À chacune de nos visites, Hildegarde s’en
prenait à Éginhard, au maître d’œuvre, aux chefs d’équipe, voire aux ouvriers. Elle
se livrait parfois à des purges parmi ces derniers qui, à ses dires, passaient
plus de temps à regarder voler les papillons qu’à manier ciseau ou truelle. Elle
en avait surtout contre Eudes, notre maître d’œuvre, qu’elle accusait de
manquer d’autorité, et contre Éginhard, auquel elle reprochait de s’intéresser
davantage à la littérature qu’au chantier. Sans mon intervention, elle les
aurait licenciés.
— Qu’y puis-je ? me dit Éginhard. Le
chantier progresse lentement mais il progresse. Si certains de nos ouvriers
manquent de cœur à l’ouvrage, c’est qu’ils ont à se plaindre de la modicité de
leur salaire. C’est à vous, sire, qu’il appartient d’obtenir des résultats plus
probants.
Nonobstant les protestations de la reine, je
décidai d’augmenter sensiblement leur salaire et n’eus pas à le
regretter : le chantier y gagna en activité. Les tâcherons m’en
remercièrent, dos rond et bonnet bas. Quelques mois plus tard, je constatai
qu’il avaient curé et remis en eau la piscine. J’y pris avec délice mon premier
bain, et Hildegarde ne bouda pas son plaisir.
Les visites que
j’attendais avec le plus d’impatience étaient celles de mes missi dominici, qui
parcouraient mes domaines avec une célérité et une abnégation exemplaires. Ces
redresseurs de torts, en m’exemptant de sévir moi-même contre l’indolence ou la
tyrannie de mes vassaux, me tiraient une épine du pied.

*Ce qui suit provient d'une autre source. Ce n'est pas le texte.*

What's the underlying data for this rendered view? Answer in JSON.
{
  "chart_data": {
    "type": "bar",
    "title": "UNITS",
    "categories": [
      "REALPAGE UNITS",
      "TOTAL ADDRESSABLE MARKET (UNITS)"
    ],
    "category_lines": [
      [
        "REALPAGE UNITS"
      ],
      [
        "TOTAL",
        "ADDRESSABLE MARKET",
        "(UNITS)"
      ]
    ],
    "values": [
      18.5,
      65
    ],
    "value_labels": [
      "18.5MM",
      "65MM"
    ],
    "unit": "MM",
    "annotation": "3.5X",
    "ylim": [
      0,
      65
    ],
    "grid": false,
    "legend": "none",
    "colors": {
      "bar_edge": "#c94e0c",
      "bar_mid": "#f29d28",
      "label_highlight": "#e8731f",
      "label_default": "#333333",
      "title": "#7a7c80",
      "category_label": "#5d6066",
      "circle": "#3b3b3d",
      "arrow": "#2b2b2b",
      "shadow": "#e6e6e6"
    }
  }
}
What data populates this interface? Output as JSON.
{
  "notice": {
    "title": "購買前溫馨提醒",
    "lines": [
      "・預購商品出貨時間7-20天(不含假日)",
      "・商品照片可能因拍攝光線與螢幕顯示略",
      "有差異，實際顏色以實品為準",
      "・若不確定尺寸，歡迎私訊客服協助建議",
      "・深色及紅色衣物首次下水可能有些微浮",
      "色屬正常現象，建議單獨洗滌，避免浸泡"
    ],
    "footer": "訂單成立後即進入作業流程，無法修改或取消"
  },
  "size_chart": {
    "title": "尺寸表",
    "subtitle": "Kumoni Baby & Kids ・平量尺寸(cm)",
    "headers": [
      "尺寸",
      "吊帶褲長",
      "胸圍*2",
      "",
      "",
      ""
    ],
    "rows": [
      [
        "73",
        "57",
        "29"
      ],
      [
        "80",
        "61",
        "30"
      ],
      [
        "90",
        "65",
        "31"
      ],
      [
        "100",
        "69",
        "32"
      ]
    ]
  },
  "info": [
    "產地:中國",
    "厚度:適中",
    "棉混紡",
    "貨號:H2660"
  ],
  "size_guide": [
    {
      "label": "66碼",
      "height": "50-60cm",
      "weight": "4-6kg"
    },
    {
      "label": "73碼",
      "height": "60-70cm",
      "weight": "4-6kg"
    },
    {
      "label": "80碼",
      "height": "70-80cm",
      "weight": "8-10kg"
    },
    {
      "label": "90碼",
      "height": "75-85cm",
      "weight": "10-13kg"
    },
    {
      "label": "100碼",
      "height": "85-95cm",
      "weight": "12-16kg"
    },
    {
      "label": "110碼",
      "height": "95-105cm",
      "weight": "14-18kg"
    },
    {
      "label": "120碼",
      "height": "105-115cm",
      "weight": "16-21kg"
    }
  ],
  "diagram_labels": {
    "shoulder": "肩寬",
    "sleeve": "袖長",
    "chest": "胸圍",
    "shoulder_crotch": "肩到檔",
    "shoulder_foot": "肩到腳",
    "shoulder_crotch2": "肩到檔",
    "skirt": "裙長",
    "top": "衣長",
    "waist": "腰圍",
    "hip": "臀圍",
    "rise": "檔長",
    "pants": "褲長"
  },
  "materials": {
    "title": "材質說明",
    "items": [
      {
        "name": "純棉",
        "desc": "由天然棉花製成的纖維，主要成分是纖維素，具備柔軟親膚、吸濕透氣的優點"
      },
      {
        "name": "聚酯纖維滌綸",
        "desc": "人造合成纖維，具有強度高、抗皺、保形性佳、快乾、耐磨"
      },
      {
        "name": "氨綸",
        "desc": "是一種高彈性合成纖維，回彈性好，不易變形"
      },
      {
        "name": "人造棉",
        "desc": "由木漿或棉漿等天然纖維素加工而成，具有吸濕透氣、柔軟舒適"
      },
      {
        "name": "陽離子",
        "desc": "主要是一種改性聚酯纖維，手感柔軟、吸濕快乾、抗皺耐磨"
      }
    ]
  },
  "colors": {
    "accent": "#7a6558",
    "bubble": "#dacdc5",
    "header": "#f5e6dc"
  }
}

Cette institution remontant au règne du roi
Mérovée était tombée en désuétude sous celui de mon père ; je la ranimai.
Triés sur le volet, ces envoyés du Seigneur et du roi partaient en trio :
deux moines et un laïc, ce qui facilitait la fiabilité de leur mission :
ils se surveillaient les uns les autres, évitant ainsi les risques de
complaisance ou de corruption. Lorsqu’ils rendaient visite à des comtes
irascibles ou violents qui contestaient leurs pouvoirs, leurs inspections
n’étaient pas exemptes de risques. J’ajoute que, rémunérées par mes vassaux,
celles-ci ne coûtaient rien au trésor royal.